I remember when I first played Diablo. It was an experience I couldn’t liken to anything else. The simplicity of the interface combined with the depth of character customization and powers made for long hours sitting and staring at a CRT monitor. Is it any surprise that the series is still going strong (a lot of people still play Diablo II) and with a third game on the way, players are salivating at the chance to return to Sanctuary. When multiplayer hit Diablo, the game significantly improved. Slaying monsters, looting treasure, and general banter with your friends made the experience much more fulfilling and incredibly social.

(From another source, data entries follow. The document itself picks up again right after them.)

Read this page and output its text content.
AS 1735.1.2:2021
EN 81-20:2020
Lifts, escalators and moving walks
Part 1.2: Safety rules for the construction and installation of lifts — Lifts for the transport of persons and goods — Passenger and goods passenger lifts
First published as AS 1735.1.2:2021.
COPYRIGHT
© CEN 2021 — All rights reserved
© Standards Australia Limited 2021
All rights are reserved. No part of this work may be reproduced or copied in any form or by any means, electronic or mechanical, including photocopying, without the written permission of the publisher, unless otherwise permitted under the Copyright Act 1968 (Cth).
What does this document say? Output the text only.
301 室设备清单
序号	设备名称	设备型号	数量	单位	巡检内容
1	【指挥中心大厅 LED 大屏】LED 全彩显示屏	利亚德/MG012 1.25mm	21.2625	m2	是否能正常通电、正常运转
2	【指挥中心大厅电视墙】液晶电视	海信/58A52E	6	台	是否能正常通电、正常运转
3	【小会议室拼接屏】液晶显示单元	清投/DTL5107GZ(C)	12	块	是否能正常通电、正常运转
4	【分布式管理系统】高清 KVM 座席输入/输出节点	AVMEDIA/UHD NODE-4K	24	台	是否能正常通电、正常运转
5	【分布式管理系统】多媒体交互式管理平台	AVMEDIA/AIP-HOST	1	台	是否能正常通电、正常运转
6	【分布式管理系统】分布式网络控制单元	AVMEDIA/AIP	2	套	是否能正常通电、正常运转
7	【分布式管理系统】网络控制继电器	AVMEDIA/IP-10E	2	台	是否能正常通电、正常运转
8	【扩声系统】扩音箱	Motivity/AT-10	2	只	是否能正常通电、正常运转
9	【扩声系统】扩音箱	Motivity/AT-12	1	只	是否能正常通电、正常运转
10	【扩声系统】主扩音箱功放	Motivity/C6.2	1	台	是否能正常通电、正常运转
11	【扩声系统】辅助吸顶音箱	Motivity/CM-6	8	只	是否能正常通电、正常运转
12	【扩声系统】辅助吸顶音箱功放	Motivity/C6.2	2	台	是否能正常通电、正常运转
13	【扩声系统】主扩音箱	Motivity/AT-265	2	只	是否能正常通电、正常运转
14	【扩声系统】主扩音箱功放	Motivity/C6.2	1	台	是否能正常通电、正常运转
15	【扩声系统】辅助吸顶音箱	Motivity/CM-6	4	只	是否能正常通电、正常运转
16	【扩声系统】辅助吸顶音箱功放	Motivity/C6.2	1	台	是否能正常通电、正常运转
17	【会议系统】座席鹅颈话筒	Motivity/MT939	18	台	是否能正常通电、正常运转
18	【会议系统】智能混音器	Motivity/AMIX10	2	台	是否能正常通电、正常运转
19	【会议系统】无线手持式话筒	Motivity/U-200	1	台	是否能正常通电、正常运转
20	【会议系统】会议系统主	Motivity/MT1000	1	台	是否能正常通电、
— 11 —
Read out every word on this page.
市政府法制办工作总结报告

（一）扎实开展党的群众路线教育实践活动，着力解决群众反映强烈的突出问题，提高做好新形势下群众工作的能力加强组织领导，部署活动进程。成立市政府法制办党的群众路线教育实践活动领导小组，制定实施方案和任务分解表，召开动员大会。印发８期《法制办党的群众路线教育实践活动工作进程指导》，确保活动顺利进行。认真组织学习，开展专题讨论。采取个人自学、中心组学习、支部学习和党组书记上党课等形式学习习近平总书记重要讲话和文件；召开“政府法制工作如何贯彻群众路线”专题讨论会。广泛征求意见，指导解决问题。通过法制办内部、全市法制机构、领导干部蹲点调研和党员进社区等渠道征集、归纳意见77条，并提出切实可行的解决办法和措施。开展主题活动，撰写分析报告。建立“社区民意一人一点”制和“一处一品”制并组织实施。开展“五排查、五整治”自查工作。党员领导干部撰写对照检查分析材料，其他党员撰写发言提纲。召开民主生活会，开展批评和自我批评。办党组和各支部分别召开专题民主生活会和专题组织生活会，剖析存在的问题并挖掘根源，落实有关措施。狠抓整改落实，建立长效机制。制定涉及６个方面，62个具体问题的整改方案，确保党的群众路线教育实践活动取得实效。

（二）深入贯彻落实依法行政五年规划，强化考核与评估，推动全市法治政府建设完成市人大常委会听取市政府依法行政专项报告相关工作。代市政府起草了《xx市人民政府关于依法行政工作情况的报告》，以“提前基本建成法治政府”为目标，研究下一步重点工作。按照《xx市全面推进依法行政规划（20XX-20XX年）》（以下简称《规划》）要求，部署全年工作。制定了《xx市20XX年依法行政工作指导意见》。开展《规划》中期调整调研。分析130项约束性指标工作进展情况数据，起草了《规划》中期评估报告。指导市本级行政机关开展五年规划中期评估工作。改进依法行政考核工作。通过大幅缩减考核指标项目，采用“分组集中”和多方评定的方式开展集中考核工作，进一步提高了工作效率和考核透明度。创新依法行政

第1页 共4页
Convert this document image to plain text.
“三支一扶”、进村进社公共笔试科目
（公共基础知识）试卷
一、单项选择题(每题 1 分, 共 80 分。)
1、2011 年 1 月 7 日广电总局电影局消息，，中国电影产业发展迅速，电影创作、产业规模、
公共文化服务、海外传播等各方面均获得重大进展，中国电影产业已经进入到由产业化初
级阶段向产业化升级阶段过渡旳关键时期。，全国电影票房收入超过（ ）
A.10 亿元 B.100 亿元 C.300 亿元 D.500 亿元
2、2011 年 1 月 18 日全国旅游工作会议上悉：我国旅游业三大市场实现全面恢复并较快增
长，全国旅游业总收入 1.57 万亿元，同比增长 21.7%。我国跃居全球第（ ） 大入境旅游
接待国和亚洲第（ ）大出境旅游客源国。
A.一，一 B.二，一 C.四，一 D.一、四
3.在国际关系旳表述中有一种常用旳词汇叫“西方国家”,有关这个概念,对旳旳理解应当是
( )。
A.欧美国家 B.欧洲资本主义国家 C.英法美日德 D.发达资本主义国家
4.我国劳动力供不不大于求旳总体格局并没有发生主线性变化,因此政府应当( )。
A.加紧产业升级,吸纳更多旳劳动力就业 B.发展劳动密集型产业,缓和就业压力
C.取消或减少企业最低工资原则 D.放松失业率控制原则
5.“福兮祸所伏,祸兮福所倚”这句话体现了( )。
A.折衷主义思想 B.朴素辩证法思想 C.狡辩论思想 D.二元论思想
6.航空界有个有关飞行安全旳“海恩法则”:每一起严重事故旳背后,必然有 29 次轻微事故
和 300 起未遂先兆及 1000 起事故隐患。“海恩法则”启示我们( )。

Diablo has had a lot of staying power because every time you played, you would have a different experience. Random dungeon generation combined with hundreds of item combinations always made for interesting trips into the deep, dark holes of the earth. Diablo II added runes and sockets, which increased the item customization and added a great deal of depth to the game. Additionally, seven classes were ultimately added, and each had capabilities to use different item sets. And who could forget the horrible, yet amazing, “Hardcore” mode? A relatively new thing in RPG games that added a twist to the “risk/reward” formula.
What made Diablo great for me is its simplicity. It was accessible to more casual gamers, but could offer an intense and hardcore experience as well.
Hats off to Blizzard for creating one of the most addictive franchises of all time.